Dramatik ölümünden bu yana iki bin yıldan fazla süre geçtiği halde antik dünya denince adı akla ilk gelen kişi olan Romanın ünlü komutanı ve yöneticisi Gaius Iulius Caesar (MÖ 100-44), servetini yitirmiş kadim bir ailenin genç mensubu olarak toplum içine çıktığı ilk andan son gününe kadar kılığı, edası, tavrı, kıvrak zekâsı ve özgüveniyle ilgi çeken biriydi. Togayı kimse onun gibi giymedi, saçlarını kimse onun gibi taramadı; kimse onun gibi yürüyüp onun gibi konuşmadı Romada. Şehrin en tekinsiz döneminde erken yaşta kamu hizmetine girip kişisel çekişmelerin, siyasi suikastların, mali skandalların, komploların arasından sıyrılarak en tepeye, konsüllüğe ulaşmasında, halk yığınları yararına politikaları kadar bu karizmasının da payı vardı. "Romadaki her kadının kocası" gibisinden ısrarlı yakıştırmalar, "kel zampara geliyor, karılarınızı saklayın Romalılar" tarzı kaba espriler bile kişisel cazibesine ve siyasi kariyerine zarar veremedi.
Asıl şanını ve zenginliğini, bir milyondan fazla insanı öldürüp bir o kadarını da esir aldığı Galyadaki valiliği sırasında kazanan Caesar, bundan sonra eski siyasi ortağı Pompeiusla içsavaşa tutuştu. Onu da yendiğinde, ülkesinin topraklarını genişletmiş, dört kez zafer alayı düzenleyip dört defa konsül olmuş, senato tarafından ömür boyu diktatörlük payesiyle ödüllendirilmiş, takvime bir ay ekleyip o aya kendi adını vermiş, döneminin başta gelen edebi eserleri arasında sayılan Gallia Savaşı adlı kitabını yazmış biri olarak Romadaki en zengin, güçlü ve etkili kişi haline geldi.

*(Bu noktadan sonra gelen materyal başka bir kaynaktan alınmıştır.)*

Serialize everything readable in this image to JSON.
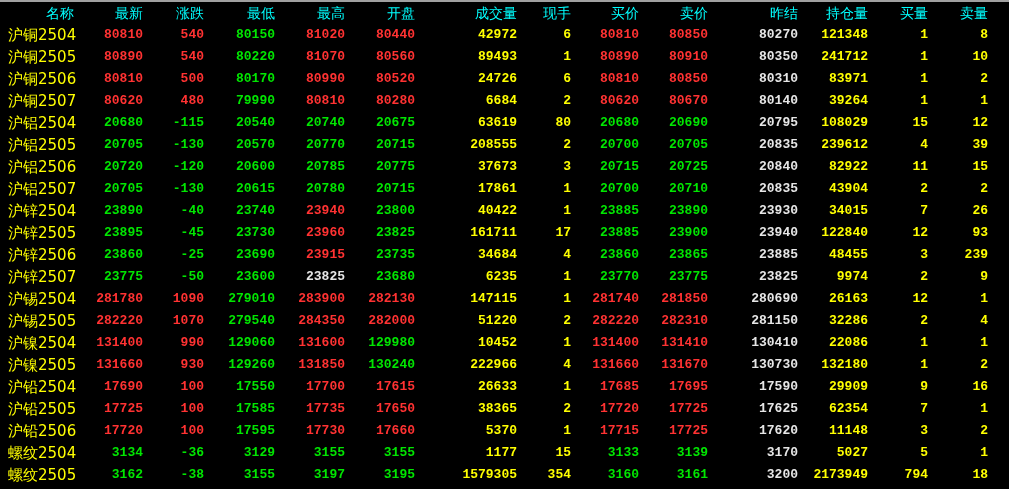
{
  "table": {
    "columns": [
      {
        "label": "名称",
        "kind": "name"
      },
      {
        "label": "最新",
        "kind": "price"
      },
      {
        "label": "涨跌",
        "kind": "price"
      },
      {
        "label": "最低",
        "kind": "price"
      },
      {
        "label": "最高",
        "kind": "price"
      },
      {
        "label": "开盘",
        "kind": "price"
      },
      {
        "label": "成交量",
        "kind": "volume"
      },
      {
        "label": "现手",
        "kind": "volume"
      },
      {
        "label": "买价",
        "kind": "price"
      },
      {
        "label": "卖价",
        "kind": "price"
      },
      {
        "label": "昨结",
        "kind": "settle"
      },
      {
        "label": "持仓量",
        "kind": "volume"
      },
      {
        "label": "买量",
        "kind": "volume"
      },
      {
        "label": "卖量",
        "kind": "volume"
      }
    ],
    "rows": [
      {
        "cells": [
          {
            "text": "沪铜2504"
          },
          {
            "text": "80810",
            "color": "#ff3232"
          },
          {
            "text": "540",
            "color": "#ff3232"
          },
          {
            "text": "80150",
            "color": "#00e600"
          },
          {
            "text": "81020",
            "color": "#ff3232"
          },
          {
            "text": "80440",
            "color": "#ff3232"
          },
          {
            "text": "42972"
          },
          {
            "text": "6"
          },
          {
            "text": "80810",
            "color": "#ff3232"
          },
          {
            "text": "80850",
            "color": "#ff3232"
          },
          {
            "text": "80270"
          },
          {
            "text": "121348"
          },
          {
            "text": "1"
          },
          {
            "text": "8"
          }
        ]
      },
      {
        "cells": [
          {
            "text": "沪铜2505"
          },
          {
            "text": "80890",
            "color": "#ff3232"
          },
          {
            "text": "540",
            "color": "#ff3232"
          },
          {
            "text": "80220",
            "color": "#00e600"
          },
          {
            "text": "81070",
            "color": "#ff3232"
          },
          {
            "text": "80560",
            "color": "#ff3232"
          },
          {
            "text": "89493"
          },
          {
            "text": "1"
          },
          {
            "text": "80890",
            "color": "#ff3232"
          },
          {
            "text": "80910",
            "color": "#ff3232"
          },
          {
            "text": "80350"
          },
          {
            "text": "241712"
          },
          {
            "text": "1"
          },
          {
            "text": "10"
          }
        ]
      },
      {
        "cells": [
          {
            "text": "沪铜2506"
          },
          {
            "text": "80810",
            "color": "#ff3232"
          },
          {
            "text": "500",
            "color": "#ff3232"
          },
          {
            "text": "80170",
            "color": "#00e600"
          },
          {
            "text": "80990",
            "color": "#ff3232"
          },
          {
            "text": "80520",
            "color": "#ff3232"
          },
          {
            "text": "24726"
          },
          {
            "text": "6"
          },
          {
            "text": "80810",
            "color": "#ff3232"
          },
          {
            "text": "80850",
            "color": "#ff3232"
          },
          {
            "text": "80310"
          },
          {
            "text": "83971"
          },
          {
            "text": "1"
          },
          {
            "text": "2"
          }
        ]
      },
      {
        "cells": [
          {
            "text": "沪铜2507"
          },
          {
            "text": "80620",
            "color": "#ff3232"
          },
          {
            "text": "480",
            "color": "#ff3232"
          },
          {
            "text": "79990",
            "color": "#00e600"
          },
          {
            "text": "80810",
            "color": "#ff3232"
          },
          {
            "text": "80280",
            "color": "#ff3232"
          },
          {
            "text": "6684"
          },
          {
            "text": "2"
          },
          {
            "text": "80620",
            "color": "#ff3232"
          },
          {
            "text": "80670",
            "color": "#ff3232"
          },
          {
            "text": "80140"
          },
          {
            "text": "39264"
          },
          {
            "text": "1"
          },
          {
            "text": "1"
          }
        ]
      },
      {
        "cells": [
          {
            "text": "沪铝2504"
          },
          {
            "text": "20680",
            "color": "#00e600"
          },
          {
            "text": "-115",
            "color": "#00e600"
          },
          {
            "text": "20540",
            "color": "#00e600"
          },
          {
            "text": "20740",
            "color": "#00e600"
          },
          {
            "text": "20675",
            "color": "#00e600"
          },
          {
            "text": "63619"
          },
          {
            "text": "80"
          },
          {
            "text": "20680",
            "color": "#00e600"
          },
          {
            "text": "20690",
            "color": "#00e600"
          },
          {
            "text": "20795"
          },
          {
            "text": "108029"
          },
          {
            "text": "15"
          },
          {
            "text": "12"
          }
        ]
      },
      {
        "cells": [
          {
            "text": "沪铝2505"
          },
          {
            "text": "20705",
            "color": "#00e600"
          },
          {
            "text": "-130",
            "color": "#00e600"
          },
          {
            "text": "20570",
            "color": "#00e600"
          },
          {
            "text": "20770",
            "color": "#00e600"
          },
          {
            "text": "20715",
            "color": "#00e600"
          },
          {
            "text": "208555"
          },
          {
            "text": "2"
          },
          {
            "text": "20700",
            "color": "#00e600"
          },
          {
            "text": "20705",
            "color": "#00e600"
          },
          {
            "text": "20835"
          },
          {
            "text": "239612"
          },
          {
            "text": "4"
          },
          {
            "text": "39"
          }
        ]
      },
      {
        "cells": [
          {
            "text": "沪铝2506"
          },
          {
            "text": "20720",
            "color": "#00e600"
          },
          {
            "text": "-120",
            "color": "#00e600"
          },
          {
            "text": "20600",
            "color": "#00e600"
          },
          {
            "text": "20785",
            "color": "#00e600"
          },
          {
            "text": "20775",
            "color": "#00e600"
          },
          {
            "text": "37673"
          },
          {
            "text": "3"
          },
          {
            "text": "20715",
            "color": "#00e600"
          },
          {
            "text": "20725",
            "color": "#00e600"
          },
          {
            "text": "20840"
          },
          {
            "text": "82922"
          },
          {
            "text": "11"
          },
          {
            "text": "15"
          }
        ]
      },
      {
        "cells": [
          {
            "text": "沪铝2507"
          },
          {
            "text": "20705",
            "color": "#00e600"
          },
          {
            "text": "-130",
            "color": "#00e600"
          },
          {
            "text": "20615",
            "color": "#00e600"
          },
          {
            "text": "20780",
            "color": "#00e600"
          },
          {
            "text": "20715",
            "color": "#00e600"
          },
          {
            "text": "17861"
          },
          {
            "text": "1"
          },
          {
            "text": "20700",
            "color": "#00e600"
          },
          {
            "text": "20710",
            "color": "#00e600"
          },
          {
            "text": "20835"
          },
          {
            "text": "43904"
          },
          {
            "text": "2"
          },
          {
            "text": "2"
          }
        ]
      },
      {
        "cells": [
          {
            "text": "沪锌2504"
          },
          {
            "text": "23890",
            "color": "#00e600"
          },
          {
            "text": "-40",
            "color": "#00e600"
          },
          {
            "text": "23740",
            "color": "#00e600"
          },
          {
            "text": "23940",
            "color": "#ff3232"
          },
          {
            "text": "23800",
            "color": "#00e600"
          },
          {
            "text": "40422"
          },
          {
            "text": "1"
          },
          {
            "text": "23885",
            "color": "#00e600"
          },
          {
            "text": "23890",
            "color": "#00e600"
          },
          {
            "text": "23930"
          },
          {
            "text": "34015"
          },
          {
            "text": "7"
          },
          {
            "text": "26"
          }
        ]
      },
      {
        "cells": [
          {
            "text": "沪锌2505"
          },
          {
            "text": "23895",
            "color": "#00e600"
          },
          {
            "text": "-45",
            "color": "#00e600"
          },
          {
            "text": "23730",
            "color": "#00e600"
          },
          {
            "text": "23960",
            "color": "#ff3232"
          },
          {
            "text": "23825",
            "color": "#00e600"
          },
          {
            "text": "161711"
          },
          {
            "text": "17"
          },
          {
            "text": "23885",
            "color": "#00e600"
          },
          {
            "text": "23900",
            "color": "#00e600"
          },
          {
            "text": "23940"
          },
          {
            "text": "122840"
          },
          {
            "text": "12"
          },
          {
            "text": "93"
          }
        ]
      },
      {
        "cells": [
          {
            "text": "沪锌2506"
          },
          {
            "text": "23860",
            "color": "#00e600"
          },
          {
            "text": "-25",
            "color": "#00e600"
          },
          {
            "text": "23690",
            "color": "#00e600"
          },
          {
            "text": "23915",
            "color": "#ff3232"
          },
          {
            "text": "23735",
            "color": "#00e600"
          },
          {
            "text": "34684"
          },
          {
            "text": "4"
          },
          {
            "text": "23860",
            "color": "#00e600"
          },
          {
            "text": "23865",
            "color": "#00e600"
          },
          {
            "text": "23885"
          },
          {
            "text": "48455"
          },
          {
            "text": "3"
          },
          {
            "text": "239"
          }
        ]
      },
      {
        "cells": [
          {
            "text": "沪锌2507"
          },
          {
            "text": "23775",
            "color": "#00e600"
          },
          {
            "text": "-50",
            "color": "#00e600"
          },
          {
            "text": "23600",
            "color": "#00e600"
          },
          {
            "text": "23825",
            "color": "#e6e6e6"
          },
          {
            "text": "23680",
            "color": "#00e600"
          },
          {
            "text": "6235"
          },
          {
            "text": "1"
          },
          {
            "text": "23770",
            "color": "#00e600"
          },
          {
            "text": "23775",
            "color": "#00e600"
          },
          {
            "text": "23825"
          },
          {
            "text": "9974"
          },
          {
            "text": "2"
          },
          {
            "text": "9"
          }
        ]
      },
      {
        "cells": [
          {
            "text": "沪锡2504"
          },
          {
            "text": "281780",
            "color": "#ff3232"
          },
          {
            "text": "1090",
            "color": "#ff3232"
          },
          {
            "text": "279010",
            "color": "#00e600"
          },
          {
            "text": "283900",
            "color": "#ff3232"
          },
          {
            "text": "282130",
            "color": "#ff3232"
          },
          {
            "text": "147115"
          },
          {
            "text": "1"
          },
          {
            "text": "281740",
            "color": "#ff3232"
          },
          {
            "text": "281850",
            "color": "#ff3232"
          },
          {
            "text": "280690"
          },
          {
            "text": "26163"
          },
          {
            "text": "12"
          },
          {
            "text": "1"
          }
        ]
      },
      {
        "cells": [
          {
            "text": "沪锡2505"
          },
          {
            "text": "282220",
            "color": "#ff3232"
          },
          {
            "text": "1070",
            "color": "#ff3232"
          },
          {
            "text": "279540",
            "color": "#00e600"
          },
          {
            "text": "284350",
            "color": "#ff3232"
          },
          {
            "text": "282000",
            "color": "#ff3232"
          },
          {
            "text": "51220"
          },
          {
            "text": "2"
          },
          {
            "text": "282220",
            "color": "#ff3232"
          },
          {
            "text": "282310",
            "color": "#ff3232"
          },
          {
            "text": "281150"
          },
          {
            "text": "32286"
          },
          {
            "text": "2"
          },
          {
            "text": "4"
          }
        ]
      },
      {
        "cells": [
          {
            "text": "沪镍2504"
          },
          {
            "text": "131400",
            "color": "#ff3232"
          },
          {
            "text": "990",
            "color": "#ff3232"
          },
          {
            "text": "129060",
            "color": "#00e600"
          },
          {
            "text": "131600",
            "color": "#ff3232"
          },
          {
            "text": "129980",
            "color": "#00e600"
          },
          {
            "text": "10452"
          },
          {
            "text": "1"
          },
          {
            "text": "131400",
            "color": "#ff3232"
          },
          {
            "text": "131410",
            "color": "#ff3232"
          },
          {
            "text": "130410"
          },
          {
            "text": "22086"
          },
          {
            "text": "1"
          },
          {
            "text": "1"
          }
        ]
      },
      {
        "cells": [
          {
            "text": "沪镍2505"
          },
          {
            "text": "131660",
            "color": "#ff3232"
          },
          {
            "text": "930",
            "color": "#ff3232"
          },
          {
            "text": "129260",
            "color": "#00e600"
          },
          {
            "text": "131850",
            "color": "#ff3232"
          },
          {
            "text": "130240",
            "color": "#00e600"
          },
          {
            "text": "222966"
          },
          {
            "text": "4"
          },
          {
            "text": "131660",
            "color": "#ff3232"
          },
          {
            "text": "131670",
            "color": "#ff3232"
          },
          {
            "text": "130730"
          },
          {
            "text": "132180"
          },
          {
            "text": "1"
          },
          {
            "text": "2"
          }
        ]
      },
      {
        "cells": [
          {
            "text": "沪铅2504"
          },
          {
            "text": "17690",
            "color": "#ff3232"
          },
          {
            "text": "100",
            "color": "#ff3232"
          },
          {
            "text": "17550",
            "color": "#00e600"
          },
          {
            "text": "17700",
            "color": "#ff3232"
          },
          {
            "text": "17615",
            "color": "#ff3232"
          },
          {
            "text": "26633"
          },
          {
            "text": "1"
          },
          {
            "text": "17685",
            "color": "#ff3232"
          },
          {
            "text": "17695",
            "color": "#ff3232"
          },
          {
            "text": "17590"
          },
          {
            "text": "29909"
          },
          {
            "text": "9"
          },
          {
            "text": "16"
          }
        ]
      },
      {
        "cells": [
          {
            "text": "沪铅2505"
          },
          {
            "text": "17725",
            "color": "#ff3232"
          },
          {
            "text": "100",
            "color": "#ff3232"
          },
          {
            "text": "17585",
            "color": "#00e600"
          },
          {
            "text": "17735",
            "color": "#ff3232"
          },
          {
            "text": "17650",
            "color": "#ff3232"
          },
          {
            "text": "38365"
          },
          {
            "text": "2"
          },
          {
            "text": "17720",
            "color": "#ff3232"
          },
          {
            "text": "17725",
            "color": "#ff3232"
          },
          {
            "text": "17625"
          },
          {
            "text": "62354"
          },
          {
            "text": "7"
          },
          {
            "text": "1"
          }
        ]
      },
      {
        "cells": [
          {
            "text": "沪铅2506"
          },
          {
            "text": "17720",
            "color": "#ff3232"
          },
          {
            "text": "100",
            "color": "#ff3232"
          },
          {
            "text": "17595",
            "color": "#00e600"
          },
          {
            "text": "17730",
            "color": "#ff3232"
          },
          {
            "text": "17660",
            "color": "#ff3232"
          },
          {
            "text": "5370"
          },
          {
            "text": "1"
          },
          {
            "text": "17715",
            "color": "#ff3232"
          },
          {
            "text": "17725",
            "color": "#ff3232"
          },
          {
            "text": "17620"
          },
          {
            "text": "11148"
          },
          {
            "text": "3"
          },
          {
            "text": "2"
          }
        ]
      },
      {
        "cells": [
          {
            "text": "螺纹2504"
          },
          {
            "text": "3134",
            "color": "#00e600"
          },
          {
            "text": "-36",
            "color": "#00e600"
          },
          {
            "text": "3129",
            "color": "#00e600"
          },
          {
            "text": "3155",
            "color": "#00e600"
          },
          {
            "text": "3155",
            "color": "#00e600"
          },
          {
            "text": "1177"
          },
          {
            "text": "15"
          },
          {
            "text": "3133",
            "color": "#00e600"
          },
          {
            "text": "3139",
            "color": "#00e600"
          },
          {
            "text": "3170"
          },
          {
            "text": "5027"
          },
          {
            "text": "5"
          },
          {
            "text": "1"
          }
        ]
      },
      {
        "cells": [
          {
            "text": "螺纹2505"
          },
          {
            "text": "3162",
            "color": "#00e600"
          },
          {
            "text": "-38",
            "color": "#00e600"
          },
          {
            "text": "3155",
            "color": "#00e600"
          },
          {
            "text": "3197",
            "color": "#00e600"
          },
          {
            "text": "3195",
            "color": "#00e600"
          },
          {
            "text": "1579305"
          },
          {
            "text": "354"
          },
          {
            "text": "3160",
            "color": "#00e600"
          },
          {
            "text": "3161",
            "color": "#00e600"
          },
          {
            "text": "3200"
          },
          {
            "text": "2173949"
          },
          {
            "text": "794"
          },
          {
            "text": "18"
          }
        ]
      }
    ]
  }
}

Bu şekilde hayatının zirvesine ulaşmışken cumhuriyeti yok edip krallığını ilan edeceğini düşünen bir grup cumhuriyetçinin düzenlediği suikast sonucu öldürüldü.
Tarih, siyasi bir şahsiyet hakkındaki hükmünü verirken, çağdaşlarının ve sonraki kuşakların hayatını ne derece etkilediğinin yanı sıra hareketlerinin başkasında olmayan bir tılsımla yüklü olup olmadığına da bakar. Antik Romanın toplumsal hayatını gözümüzde başarıyla canlandıran uzman tarihçi ve yazar Adrian Goldsworthynin harika biyografisi, dünyada çok az insana bahsedilmiş bu özel büyüye Caesarın da sahip olduğuna dair en güzel anlatımlardan birini oluşturuyor.